28 April 2009, Magazine issue 2705
CONCUSSION involves a bang on the head followed by unconsciousness or giddiness then a few days of headache and nausea. At least that is the usual understanding.
But on the battlefield it has come to mean something altogether more sinister: a blast-induced brain injury with a catalogue of symptoms such as fatigue, irritability and insomnia (see “Brain shock”).
The US military claims 1 in 5 of its soldiers are returning from Iraq and Afghanistan debilitated by such symptoms, which it claims are due to mild traumatic brain injury (mTBI), as concussion is also known, and has launched screening programmes. Veterans groups have even warned of an epidemic.
It seems plausible that mTBI is responsible for this apparent surge in battlefield illness: homemade roadside bombs are one of the greatest dangers coalition troops face in Iraq and Afghanistan, and most soldiers now survive such explosions thanks to their modern body armour.
Yet recent studies into the epidemiology of mTBI suggest that the symptoms soldiers are reporting derive not from head injury but mostly from psychological illness such as post-traumatic stress disorder (PTSD).

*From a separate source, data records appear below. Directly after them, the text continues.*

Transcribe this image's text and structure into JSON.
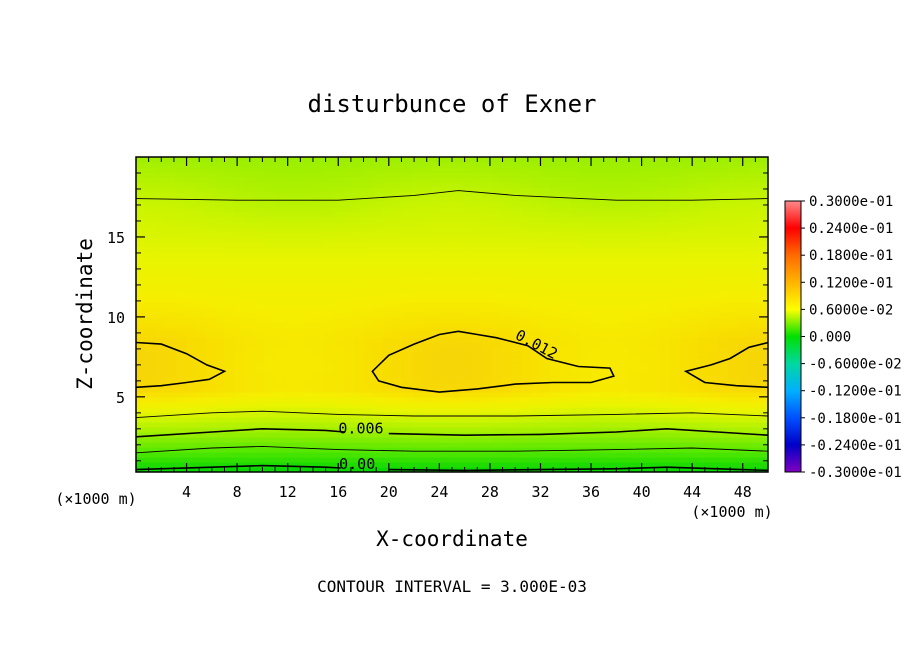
{
  "chart_data": {
    "type": "heatmap",
    "title": "disturbunce of Exner",
    "xlabel": "X-coordinate",
    "ylabel": "Z-coordinate",
    "x_unit_left": "(×1000 m)",
    "x_unit_right": "(×1000 m)",
    "xlim": [
      0,
      50
    ],
    "ylim": [
      0.3,
      20
    ],
    "x_ticks": [
      4,
      8,
      12,
      16,
      20,
      24,
      28,
      32,
      36,
      40,
      44,
      48
    ],
    "x_tick_labels": [
      "4",
      "8",
      "12",
      "16",
      "20",
      "24",
      "28",
      "32",
      "36",
      "40",
      "44",
      "48"
    ],
    "y_ticks": [
      5,
      10,
      15
    ],
    "y_tick_labels": [
      "5",
      "10",
      "15"
    ],
    "contour_interval_text": "CONTOUR INTERVAL = 3.000E-03",
    "contour_labels": [
      {
        "text": "0.012",
        "x": 31.5,
        "y": 8.0
      },
      {
        "text": "0.006",
        "x": 17.8,
        "y": 2.7
      },
      {
        "text": "0.00",
        "x": 17.5,
        "y": 0.5
      }
    ],
    "colorbar": {
      "min": -0.03,
      "max": 0.03,
      "tick_labels": [
        "0.3000e-01",
        "0.2400e-01",
        "0.1800e-01",
        "0.1200e-01",
        "0.6000e-02",
        "0.000",
        "-0.6000e-02",
        "-0.1200e-01",
        "-0.1800e-01",
        "-0.2400e-01",
        "-0.3000e-01"
      ],
      "colors": [
        "#ff8a8a",
        "#ff0000",
        "#ff6a00",
        "#ffb400",
        "#ffff00",
        "#00e000",
        "#00d8a0",
        "#00b0ff",
        "#0050ff",
        "#0000c8",
        "#8000c0"
      ]
    },
    "field_description_values": {
      "bands_z": [
        0.3,
        0.8,
        1.4,
        2.0,
        2.7,
        3.5,
        4.5,
        5.5,
        8.5,
        10.5,
        13.0,
        15.5,
        17.3,
        20.0
      ],
      "bands_value": [
        0.0,
        0.002,
        0.004,
        0.006,
        0.007,
        0.009,
        0.0105,
        0.012,
        0.0105,
        0.0095,
        0.0085,
        0.0075,
        0.0065,
        0.006
      ]
    }
  }
}
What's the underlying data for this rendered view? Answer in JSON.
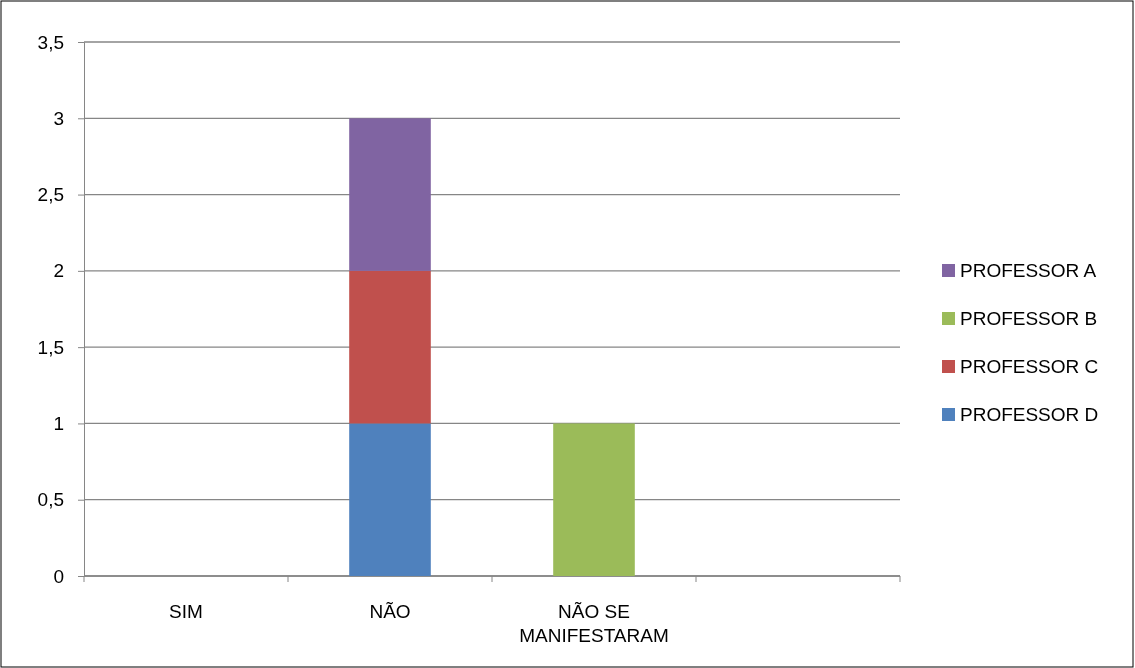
{
  "chart_data": {
    "type": "bar",
    "stacked": true,
    "categories": [
      "SIM",
      "NÃO",
      "NÃO SE MANIFESTARAM",
      null
    ],
    "series": [
      {
        "name": "PROFESSOR D",
        "color": "#4f81bd",
        "values": [
          0,
          1,
          0,
          0
        ]
      },
      {
        "name": "PROFESSOR C",
        "color": "#c0504d",
        "values": [
          0,
          1,
          0,
          0
        ]
      },
      {
        "name": "PROFESSOR B",
        "color": "#9bbb59",
        "values": [
          0,
          0,
          1,
          0
        ]
      },
      {
        "name": "PROFESSOR A",
        "color": "#8064a2",
        "values": [
          0,
          1,
          0,
          0
        ]
      }
    ],
    "ylim": [
      0,
      3.5
    ],
    "yticks": [
      0,
      {
        "value": 0.5,
        "label": "0,5"
      },
      1,
      {
        "value": 1.5,
        "label": "1,5"
      },
      2,
      {
        "value": 2.5,
        "label": "2,5"
      },
      3,
      {
        "value": 3.5,
        "label": "3,5"
      }
    ],
    "grid": "y",
    "legend": "right"
  }
}
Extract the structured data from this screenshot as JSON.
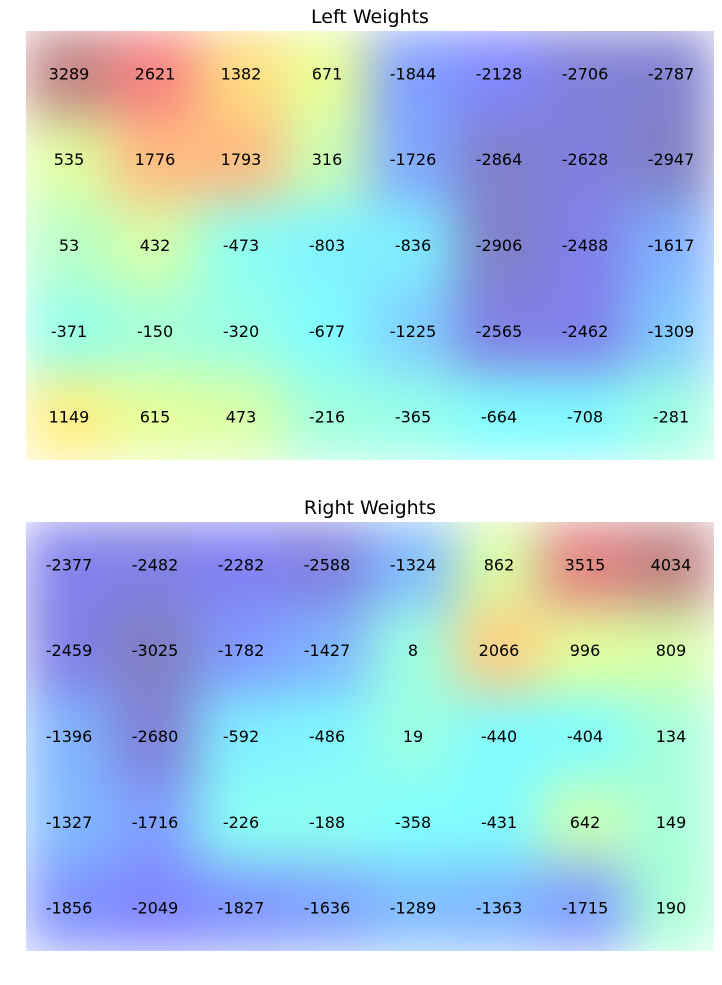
{
  "chart_data": [
    {
      "type": "heatmap",
      "title": "Left Weights",
      "rows": 5,
      "cols": 8,
      "values": [
        [
          3289,
          2621,
          1382,
          671,
          -1844,
          -2128,
          -2706,
          -2787
        ],
        [
          535,
          1776,
          1793,
          316,
          -1726,
          -2864,
          -2628,
          -2947
        ],
        [
          53,
          432,
          -473,
          -803,
          -836,
          -2906,
          -2488,
          -1617
        ],
        [
          -371,
          -150,
          -320,
          -677,
          -1225,
          -2565,
          -2462,
          -1309
        ],
        [
          1149,
          615,
          473,
          -216,
          -365,
          -664,
          -708,
          -281
        ]
      ],
      "colormap": "jet",
      "interpolated": true,
      "color_range": [
        -3000,
        3300
      ],
      "axes_visible": false
    },
    {
      "type": "heatmap",
      "title": "Right Weights",
      "rows": 5,
      "cols": 8,
      "values": [
        [
          -2377,
          -2482,
          -2282,
          -2588,
          -1324,
          862,
          3515,
          4034
        ],
        [
          -2459,
          -3025,
          -1782,
          -1427,
          8,
          2066,
          996,
          809
        ],
        [
          -1396,
          -2680,
          -592,
          -486,
          19,
          -440,
          -404,
          134
        ],
        [
          -1327,
          -1716,
          -226,
          -188,
          -358,
          -431,
          642,
          149
        ],
        [
          -1856,
          -2049,
          -1827,
          -1636,
          -1289,
          -1363,
          -1715,
          190
        ]
      ],
      "colormap": "jet",
      "interpolated": true,
      "color_range": [
        -3000,
        4000
      ],
      "axes_visible": false
    }
  ]
}
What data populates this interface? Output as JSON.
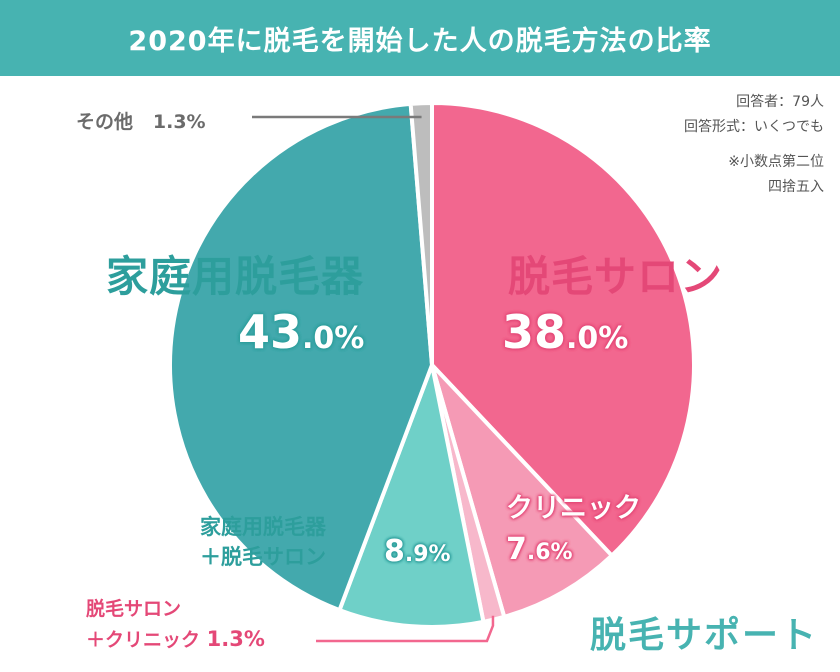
{
  "banner": {
    "title": "2020年に脱毛を開始した人の脱毛方法の比率"
  },
  "notes": {
    "respondents": "回答者：79人",
    "format": "回答形式：いくつでも",
    "rounding_1": "※小数点第二位",
    "rounding_2": "四捨五入"
  },
  "chart_data": {
    "type": "pie",
    "title": "2020年に脱毛を開始した人の脱毛方法の比率",
    "slices": [
      {
        "label": "脱毛サロン",
        "value": 38.0,
        "display_int": "38",
        "display_dec": ".0%",
        "color": "#f2678f"
      },
      {
        "label": "クリニック",
        "value": 7.6,
        "display_int": "7",
        "display_dec": ".6%",
        "color": "#f59ab5"
      },
      {
        "label": "脱毛サロン＋クリニック",
        "label_line1": "脱毛サロン",
        "label_line2": "＋クリニック",
        "value": 1.3,
        "display": "1.3%",
        "color": "#f7b8cb"
      },
      {
        "label": "家庭用脱毛器＋脱毛サロン",
        "label_line1": "家庭用脱毛器",
        "label_line2": "＋脱毛サロン",
        "value": 8.9,
        "display_int": "8",
        "display_dec": ".9%",
        "color": "#6fd0c8"
      },
      {
        "label": "家庭用脱毛器",
        "value": 43.0,
        "display_int": "43",
        "display_dec": ".0%",
        "color": "#43a9ad"
      },
      {
        "label": "その他",
        "value": 1.3,
        "display": "1.3%",
        "color": "#bdbdbd"
      }
    ]
  },
  "brand": {
    "name": "脱毛サポート"
  }
}
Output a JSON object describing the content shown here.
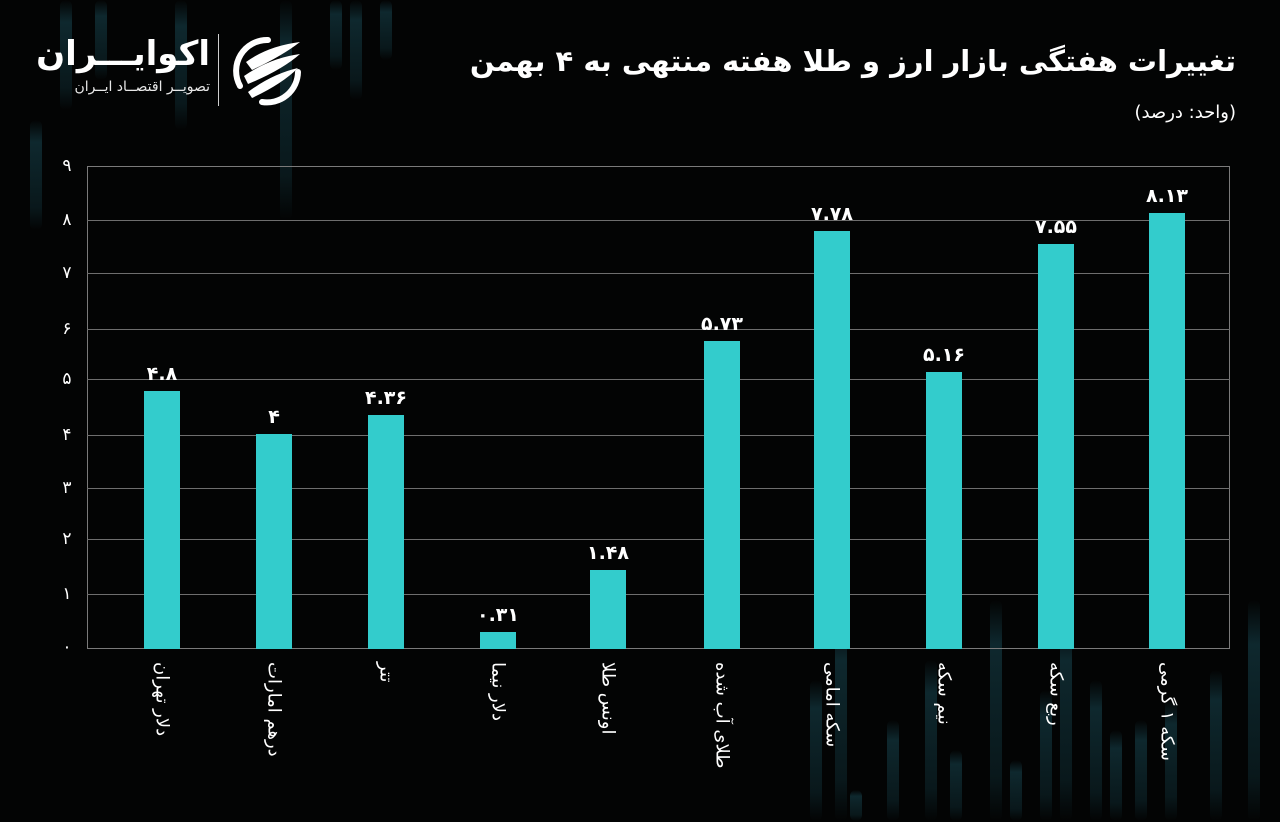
{
  "header": {
    "title": "تغییرات هفتگی بازار ارز و طلا هفته منتهی به ۴ بهمن",
    "subtitle": "(واحد: درصد)"
  },
  "logo": {
    "name": "اکوایـــران",
    "tagline": "تصویــر اقتصــاد ایــران",
    "icon": "ecoiran-swirl-logo-icon"
  },
  "colors": {
    "background": "#030404",
    "bar": "#33cccc",
    "grid": "#6e6e6e",
    "text": "#ffffff"
  },
  "chart_data": {
    "type": "bar",
    "title": "تغییرات هفتگی بازار ارز و طلا هفته منتهی به ۴ بهمن",
    "subtitle": "(واحد: درصد)",
    "xlabel": "",
    "ylabel": "درصد",
    "ylim": [
      0,
      9
    ],
    "yticks": [
      0,
      1,
      2,
      3,
      4,
      5,
      6,
      7,
      8,
      9
    ],
    "ytick_labels": [
      "۰",
      "۱",
      "۲",
      "۳",
      "۴",
      "۵",
      "۶",
      "۷",
      "۸",
      "۹"
    ],
    "grid": true,
    "legend": null,
    "categories": [
      "دلار تهران",
      "درهم امارات",
      "تتر",
      "دلار نیما",
      "اونس طلا",
      "طلای آب شده",
      "سکه امامی",
      "نیم سکه",
      "ربع سکه",
      "سکه ۱ گرمی"
    ],
    "values": [
      4.8,
      4,
      4.36,
      0.31,
      1.48,
      5.73,
      7.78,
      5.16,
      7.55,
      8.13
    ],
    "value_labels": [
      "۴.۸",
      "۴",
      "۴.۳۶",
      "۰.۳۱",
      "۱.۴۸",
      "۵.۷۳",
      "۷.۷۸",
      "۵.۱۶",
      "۷.۵۵",
      "۸.۱۳"
    ]
  }
}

In other words, they are triggered largely by the ghastly experience of being on a battlefield.
The distinction is important. Physicians can provide soldiers with more effective treatment if they know what caused their symptoms. And a false diagnosis could well exacerbate the problem: telling patients what is wrong with them can influence how they respond to treatment. That means if soldiers think their distress is due to an enduring brain injury they are likely to take longer to recover.